A piodermite, uma infecção bacteriana cutânea, surge quando o equilíbrio da barreira da pele é rompido, permitindo que bactérias, geralmente do gênero Staphylococcus, se multipliquem de forma excessiva na região.
“Raramente a consideramos a ‘vilã’ isolada. Encaramos a doença como um indicativo de que algo não vai bem com a imunidade ou com a barreira cutânea. As causas primárias frequentemente envolvem alergias, como a dermatite atópica, presença de ectoparasitas, distúrbios endócrinos ou mesmo umidade excessiva após o banho e enxágue inadequado do shampoo”, esclarece Analice Cardoso Munhoz, médica-veterinária com especialização em Dermatologia da WeVets.
Os sintomas mais comuns da condição incluem: pápulas (pequenas elevações vermelhas na pele), pústulas (elevações com pus), colarinhos epidérmicos (descamação em formato circular), crostas e áreas sem pelo (alopecia multifocal).
“O primeiro sinal percebido pelo tutor será o prurido e o eritema. Antes mesmo do surgimento de feridas, a pele do animal geralmente exala um odor mais intenso e característico, lembrando ‘queijo’ ou ‘azedo’. Em seguida, é comum notar o pet lambendo regiões específicas, como as patas e o abdômen”, relata Analice.
A médica-veterinária acrescenta que, quando a causa subjacente não é tratada, a doença torna-se altamente recorrente. Portanto, se o animal apresenta o problema todos os meses, a questão não é a bactéria em si, mas sim uma alergia ou uma doença hormonal que está facilitando sua entrada.
Além disso, a piodermite pode ser confundida com sarna, dermatofitose ou até mesmo com doenças autoimunes. “A diferença entre essas patologias costuma ser visual e sutil, por isso o diagnóstico clínico nunca deve se basear apenas na observação a olho nu”, alerta a especialista.
Cães são os mais acometidos
A doença é mais prevalente em cães do que em gatos, devido à anatomia da pele canina. “O estrato córneo, que é a camada protetora dos cachorros, é mais frouxo, e eles não possuem o tampão folicular terminal que humanos e outros animais têm, o que facilita a invasão bacteriana nos poros”, explica a veterinária.
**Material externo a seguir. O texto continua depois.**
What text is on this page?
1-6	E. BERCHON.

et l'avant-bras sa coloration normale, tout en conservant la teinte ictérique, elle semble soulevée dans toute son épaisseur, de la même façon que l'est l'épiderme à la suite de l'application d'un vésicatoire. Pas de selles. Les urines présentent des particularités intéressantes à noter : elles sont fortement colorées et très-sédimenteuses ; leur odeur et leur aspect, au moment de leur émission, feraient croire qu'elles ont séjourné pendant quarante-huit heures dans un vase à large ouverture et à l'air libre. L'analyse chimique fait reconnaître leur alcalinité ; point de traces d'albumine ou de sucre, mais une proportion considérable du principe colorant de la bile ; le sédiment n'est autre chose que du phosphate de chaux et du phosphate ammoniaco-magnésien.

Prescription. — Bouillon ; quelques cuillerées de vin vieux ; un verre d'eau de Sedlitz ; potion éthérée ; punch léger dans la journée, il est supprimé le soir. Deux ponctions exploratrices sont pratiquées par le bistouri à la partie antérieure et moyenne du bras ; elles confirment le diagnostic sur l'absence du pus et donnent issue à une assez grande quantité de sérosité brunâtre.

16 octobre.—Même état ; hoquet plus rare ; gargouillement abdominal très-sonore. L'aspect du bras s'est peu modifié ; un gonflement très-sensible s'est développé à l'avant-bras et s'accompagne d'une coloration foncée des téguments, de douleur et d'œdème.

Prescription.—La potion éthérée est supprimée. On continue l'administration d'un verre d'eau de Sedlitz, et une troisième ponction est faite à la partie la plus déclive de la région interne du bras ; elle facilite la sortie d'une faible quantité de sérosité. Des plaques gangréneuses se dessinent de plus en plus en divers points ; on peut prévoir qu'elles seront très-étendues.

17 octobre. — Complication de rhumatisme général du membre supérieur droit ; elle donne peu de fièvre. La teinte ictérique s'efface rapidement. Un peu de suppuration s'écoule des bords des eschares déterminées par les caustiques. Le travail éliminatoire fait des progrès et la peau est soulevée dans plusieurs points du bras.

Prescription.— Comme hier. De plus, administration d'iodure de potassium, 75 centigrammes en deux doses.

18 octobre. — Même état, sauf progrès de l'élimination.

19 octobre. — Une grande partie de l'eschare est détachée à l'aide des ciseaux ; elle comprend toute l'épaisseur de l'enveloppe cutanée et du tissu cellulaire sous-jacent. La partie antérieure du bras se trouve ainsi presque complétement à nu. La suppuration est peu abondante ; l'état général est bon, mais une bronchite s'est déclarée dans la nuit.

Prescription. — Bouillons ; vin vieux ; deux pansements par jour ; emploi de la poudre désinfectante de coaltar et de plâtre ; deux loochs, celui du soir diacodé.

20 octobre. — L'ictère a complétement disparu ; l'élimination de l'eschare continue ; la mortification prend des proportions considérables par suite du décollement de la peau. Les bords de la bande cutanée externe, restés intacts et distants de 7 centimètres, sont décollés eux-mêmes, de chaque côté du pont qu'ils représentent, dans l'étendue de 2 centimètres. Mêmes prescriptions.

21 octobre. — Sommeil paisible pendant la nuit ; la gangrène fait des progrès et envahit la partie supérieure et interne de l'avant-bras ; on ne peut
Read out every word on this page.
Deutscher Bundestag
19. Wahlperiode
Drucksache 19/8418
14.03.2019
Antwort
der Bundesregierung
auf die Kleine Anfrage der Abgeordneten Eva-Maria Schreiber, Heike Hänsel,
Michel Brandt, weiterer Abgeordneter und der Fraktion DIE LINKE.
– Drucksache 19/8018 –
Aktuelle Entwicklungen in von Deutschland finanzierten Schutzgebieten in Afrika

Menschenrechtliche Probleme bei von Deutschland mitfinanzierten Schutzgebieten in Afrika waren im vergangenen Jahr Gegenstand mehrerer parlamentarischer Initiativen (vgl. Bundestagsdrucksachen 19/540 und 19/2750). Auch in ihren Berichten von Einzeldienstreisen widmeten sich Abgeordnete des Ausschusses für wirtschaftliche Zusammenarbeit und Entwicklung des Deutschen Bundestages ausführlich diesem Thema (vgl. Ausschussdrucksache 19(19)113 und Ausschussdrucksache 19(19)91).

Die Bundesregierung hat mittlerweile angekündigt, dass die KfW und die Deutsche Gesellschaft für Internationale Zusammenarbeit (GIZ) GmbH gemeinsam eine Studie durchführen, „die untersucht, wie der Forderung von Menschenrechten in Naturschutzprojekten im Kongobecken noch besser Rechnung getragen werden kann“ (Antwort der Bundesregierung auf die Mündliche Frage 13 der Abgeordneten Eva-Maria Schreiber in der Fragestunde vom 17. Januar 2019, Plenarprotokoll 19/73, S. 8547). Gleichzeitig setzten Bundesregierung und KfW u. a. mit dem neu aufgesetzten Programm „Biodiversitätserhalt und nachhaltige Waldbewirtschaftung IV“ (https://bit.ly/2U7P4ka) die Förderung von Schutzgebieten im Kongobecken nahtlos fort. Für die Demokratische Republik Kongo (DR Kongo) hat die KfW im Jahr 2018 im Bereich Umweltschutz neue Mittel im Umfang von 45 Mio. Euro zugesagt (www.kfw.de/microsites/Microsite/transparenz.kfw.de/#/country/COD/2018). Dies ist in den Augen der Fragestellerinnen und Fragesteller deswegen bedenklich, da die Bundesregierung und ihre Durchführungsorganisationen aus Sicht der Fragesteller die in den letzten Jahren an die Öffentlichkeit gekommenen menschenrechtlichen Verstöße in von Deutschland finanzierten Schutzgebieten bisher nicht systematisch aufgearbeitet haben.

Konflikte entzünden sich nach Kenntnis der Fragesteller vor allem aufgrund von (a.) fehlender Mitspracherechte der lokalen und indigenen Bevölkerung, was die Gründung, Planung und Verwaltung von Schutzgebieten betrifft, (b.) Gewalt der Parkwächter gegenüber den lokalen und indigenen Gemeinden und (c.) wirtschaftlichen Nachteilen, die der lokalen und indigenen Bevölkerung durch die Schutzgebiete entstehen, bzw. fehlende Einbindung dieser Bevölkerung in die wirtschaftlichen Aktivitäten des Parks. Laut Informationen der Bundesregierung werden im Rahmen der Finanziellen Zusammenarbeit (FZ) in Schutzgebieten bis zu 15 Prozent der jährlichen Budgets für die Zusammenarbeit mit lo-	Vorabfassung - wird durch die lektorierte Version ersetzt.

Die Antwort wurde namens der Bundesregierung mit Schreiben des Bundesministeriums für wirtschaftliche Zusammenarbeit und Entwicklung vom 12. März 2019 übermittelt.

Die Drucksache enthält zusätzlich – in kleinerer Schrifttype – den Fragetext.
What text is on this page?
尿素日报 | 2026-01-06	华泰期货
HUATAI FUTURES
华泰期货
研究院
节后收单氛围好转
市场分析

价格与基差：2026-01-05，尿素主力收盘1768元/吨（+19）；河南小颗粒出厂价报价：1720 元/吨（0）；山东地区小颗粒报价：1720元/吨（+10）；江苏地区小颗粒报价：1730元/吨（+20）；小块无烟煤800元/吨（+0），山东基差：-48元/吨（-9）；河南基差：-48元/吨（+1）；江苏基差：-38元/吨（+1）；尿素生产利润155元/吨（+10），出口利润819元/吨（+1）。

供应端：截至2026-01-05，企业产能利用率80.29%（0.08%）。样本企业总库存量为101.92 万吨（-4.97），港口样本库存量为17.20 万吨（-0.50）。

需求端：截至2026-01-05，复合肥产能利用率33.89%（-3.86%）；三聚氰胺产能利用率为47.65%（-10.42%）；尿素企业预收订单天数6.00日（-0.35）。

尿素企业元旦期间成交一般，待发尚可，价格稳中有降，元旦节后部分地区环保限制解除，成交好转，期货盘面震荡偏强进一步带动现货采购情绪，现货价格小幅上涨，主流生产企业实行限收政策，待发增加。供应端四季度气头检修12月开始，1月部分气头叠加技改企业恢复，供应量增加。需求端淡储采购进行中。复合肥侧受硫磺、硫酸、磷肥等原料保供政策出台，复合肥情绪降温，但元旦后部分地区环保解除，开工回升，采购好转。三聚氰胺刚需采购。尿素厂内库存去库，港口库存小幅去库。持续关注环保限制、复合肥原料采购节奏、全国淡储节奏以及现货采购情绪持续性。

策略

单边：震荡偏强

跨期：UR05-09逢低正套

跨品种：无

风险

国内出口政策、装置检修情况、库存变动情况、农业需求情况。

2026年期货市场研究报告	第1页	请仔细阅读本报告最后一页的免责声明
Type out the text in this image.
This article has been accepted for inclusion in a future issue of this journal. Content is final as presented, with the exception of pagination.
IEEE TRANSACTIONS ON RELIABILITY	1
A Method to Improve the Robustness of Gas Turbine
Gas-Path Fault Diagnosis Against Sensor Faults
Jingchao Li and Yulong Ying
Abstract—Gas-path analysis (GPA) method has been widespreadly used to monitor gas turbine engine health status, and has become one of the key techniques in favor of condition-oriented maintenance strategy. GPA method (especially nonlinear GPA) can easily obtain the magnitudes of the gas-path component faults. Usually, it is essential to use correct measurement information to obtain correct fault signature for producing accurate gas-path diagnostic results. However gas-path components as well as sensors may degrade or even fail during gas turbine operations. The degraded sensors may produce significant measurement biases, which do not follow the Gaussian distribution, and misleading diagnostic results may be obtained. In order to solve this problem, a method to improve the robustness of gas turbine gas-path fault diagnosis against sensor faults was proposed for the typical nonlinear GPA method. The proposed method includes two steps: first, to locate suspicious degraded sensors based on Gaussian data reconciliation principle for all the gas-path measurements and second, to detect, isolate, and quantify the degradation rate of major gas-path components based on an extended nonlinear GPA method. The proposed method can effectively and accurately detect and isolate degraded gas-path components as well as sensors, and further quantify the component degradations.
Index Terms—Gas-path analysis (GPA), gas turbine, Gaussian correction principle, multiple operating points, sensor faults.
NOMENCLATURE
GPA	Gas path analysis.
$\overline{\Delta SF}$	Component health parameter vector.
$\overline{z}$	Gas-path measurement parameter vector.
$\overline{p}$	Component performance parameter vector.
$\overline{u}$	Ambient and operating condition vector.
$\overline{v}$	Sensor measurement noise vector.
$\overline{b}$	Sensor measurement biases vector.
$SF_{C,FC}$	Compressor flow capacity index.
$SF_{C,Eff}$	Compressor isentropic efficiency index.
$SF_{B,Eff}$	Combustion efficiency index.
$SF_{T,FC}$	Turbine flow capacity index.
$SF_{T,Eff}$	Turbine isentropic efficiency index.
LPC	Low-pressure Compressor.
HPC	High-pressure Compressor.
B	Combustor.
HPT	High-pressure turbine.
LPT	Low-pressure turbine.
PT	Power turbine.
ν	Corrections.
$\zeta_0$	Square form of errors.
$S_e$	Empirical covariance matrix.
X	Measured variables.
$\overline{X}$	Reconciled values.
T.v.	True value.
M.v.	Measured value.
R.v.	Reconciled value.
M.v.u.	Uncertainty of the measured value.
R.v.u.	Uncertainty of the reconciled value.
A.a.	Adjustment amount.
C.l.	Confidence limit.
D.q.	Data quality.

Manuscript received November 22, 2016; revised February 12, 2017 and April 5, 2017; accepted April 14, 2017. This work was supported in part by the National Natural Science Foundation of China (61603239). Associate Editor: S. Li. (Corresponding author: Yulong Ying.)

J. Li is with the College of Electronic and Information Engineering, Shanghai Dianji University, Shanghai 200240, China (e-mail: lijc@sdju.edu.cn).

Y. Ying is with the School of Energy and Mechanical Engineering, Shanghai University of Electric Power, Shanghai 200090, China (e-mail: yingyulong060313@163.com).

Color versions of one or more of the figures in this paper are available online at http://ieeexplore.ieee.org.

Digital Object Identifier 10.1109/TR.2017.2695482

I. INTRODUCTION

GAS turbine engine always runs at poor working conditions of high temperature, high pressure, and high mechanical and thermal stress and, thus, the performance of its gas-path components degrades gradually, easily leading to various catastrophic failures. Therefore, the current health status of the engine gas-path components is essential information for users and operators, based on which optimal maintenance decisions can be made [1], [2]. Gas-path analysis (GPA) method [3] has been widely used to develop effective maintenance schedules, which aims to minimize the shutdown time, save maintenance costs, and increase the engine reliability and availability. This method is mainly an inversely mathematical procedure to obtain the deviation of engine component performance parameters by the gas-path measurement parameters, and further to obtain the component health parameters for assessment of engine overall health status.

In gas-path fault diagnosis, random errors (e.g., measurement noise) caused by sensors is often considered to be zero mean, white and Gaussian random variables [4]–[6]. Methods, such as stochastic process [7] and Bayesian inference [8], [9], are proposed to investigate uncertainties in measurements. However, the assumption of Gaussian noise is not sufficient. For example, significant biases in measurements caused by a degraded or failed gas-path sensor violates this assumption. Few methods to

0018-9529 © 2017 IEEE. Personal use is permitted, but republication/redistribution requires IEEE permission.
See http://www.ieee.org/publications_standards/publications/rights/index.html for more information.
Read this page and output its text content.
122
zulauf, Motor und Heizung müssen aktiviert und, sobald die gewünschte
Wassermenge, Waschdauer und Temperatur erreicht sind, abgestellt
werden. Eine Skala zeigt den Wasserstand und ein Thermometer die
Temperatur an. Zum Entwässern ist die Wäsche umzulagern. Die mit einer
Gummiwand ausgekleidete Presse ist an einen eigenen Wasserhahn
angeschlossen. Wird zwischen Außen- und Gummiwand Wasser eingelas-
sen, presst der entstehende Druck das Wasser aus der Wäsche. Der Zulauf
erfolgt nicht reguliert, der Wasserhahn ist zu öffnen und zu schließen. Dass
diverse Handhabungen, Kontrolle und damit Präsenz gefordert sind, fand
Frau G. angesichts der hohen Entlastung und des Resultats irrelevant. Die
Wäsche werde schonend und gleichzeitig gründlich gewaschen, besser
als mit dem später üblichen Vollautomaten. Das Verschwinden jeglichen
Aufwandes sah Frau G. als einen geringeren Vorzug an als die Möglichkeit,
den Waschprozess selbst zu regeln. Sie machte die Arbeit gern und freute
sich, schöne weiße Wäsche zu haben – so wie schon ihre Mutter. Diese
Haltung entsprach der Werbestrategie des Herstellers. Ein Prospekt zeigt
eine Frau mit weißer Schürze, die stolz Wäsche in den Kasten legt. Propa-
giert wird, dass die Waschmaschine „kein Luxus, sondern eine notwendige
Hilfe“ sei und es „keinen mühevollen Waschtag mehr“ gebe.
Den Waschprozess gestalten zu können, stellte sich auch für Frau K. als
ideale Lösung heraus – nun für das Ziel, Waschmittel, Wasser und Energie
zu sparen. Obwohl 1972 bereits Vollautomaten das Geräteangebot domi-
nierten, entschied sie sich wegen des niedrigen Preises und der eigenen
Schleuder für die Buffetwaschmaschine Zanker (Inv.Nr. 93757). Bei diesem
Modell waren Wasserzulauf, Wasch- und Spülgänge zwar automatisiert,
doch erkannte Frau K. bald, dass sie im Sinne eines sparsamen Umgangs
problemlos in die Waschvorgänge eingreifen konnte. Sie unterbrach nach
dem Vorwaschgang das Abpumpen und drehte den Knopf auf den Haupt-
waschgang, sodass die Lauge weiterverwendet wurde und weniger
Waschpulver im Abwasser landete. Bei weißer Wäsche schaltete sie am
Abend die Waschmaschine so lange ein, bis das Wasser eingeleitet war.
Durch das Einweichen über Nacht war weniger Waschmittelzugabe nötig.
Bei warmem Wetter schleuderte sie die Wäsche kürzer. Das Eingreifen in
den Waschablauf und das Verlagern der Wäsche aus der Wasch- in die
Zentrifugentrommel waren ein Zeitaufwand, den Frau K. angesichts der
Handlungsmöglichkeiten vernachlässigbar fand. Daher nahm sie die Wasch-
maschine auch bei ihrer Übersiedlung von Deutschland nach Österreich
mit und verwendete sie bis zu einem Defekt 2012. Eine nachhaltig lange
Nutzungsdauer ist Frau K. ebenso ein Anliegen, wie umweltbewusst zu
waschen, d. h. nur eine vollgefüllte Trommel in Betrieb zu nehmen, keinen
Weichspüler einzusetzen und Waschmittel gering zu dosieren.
Entre os animais mais afetados pela enfermidade estão os idosos, devido ao declínio natural da imunidade e à maior ocorrência de doenças endócrinas, e cães de raças como Bulldog Francês e Inglês, Shih Tzu, Pug, West Highland White Terrier e Golden Retriever.
Diagnóstico e tratamento
Os exames realizados para diagnosticar a piodermite incluem a citologia de pele, onde uma amostra da lesão é coletada e analisada ao microscópio para identificar o tipo e a quantidade de bactérias, bem como a presença de células inflamatórias.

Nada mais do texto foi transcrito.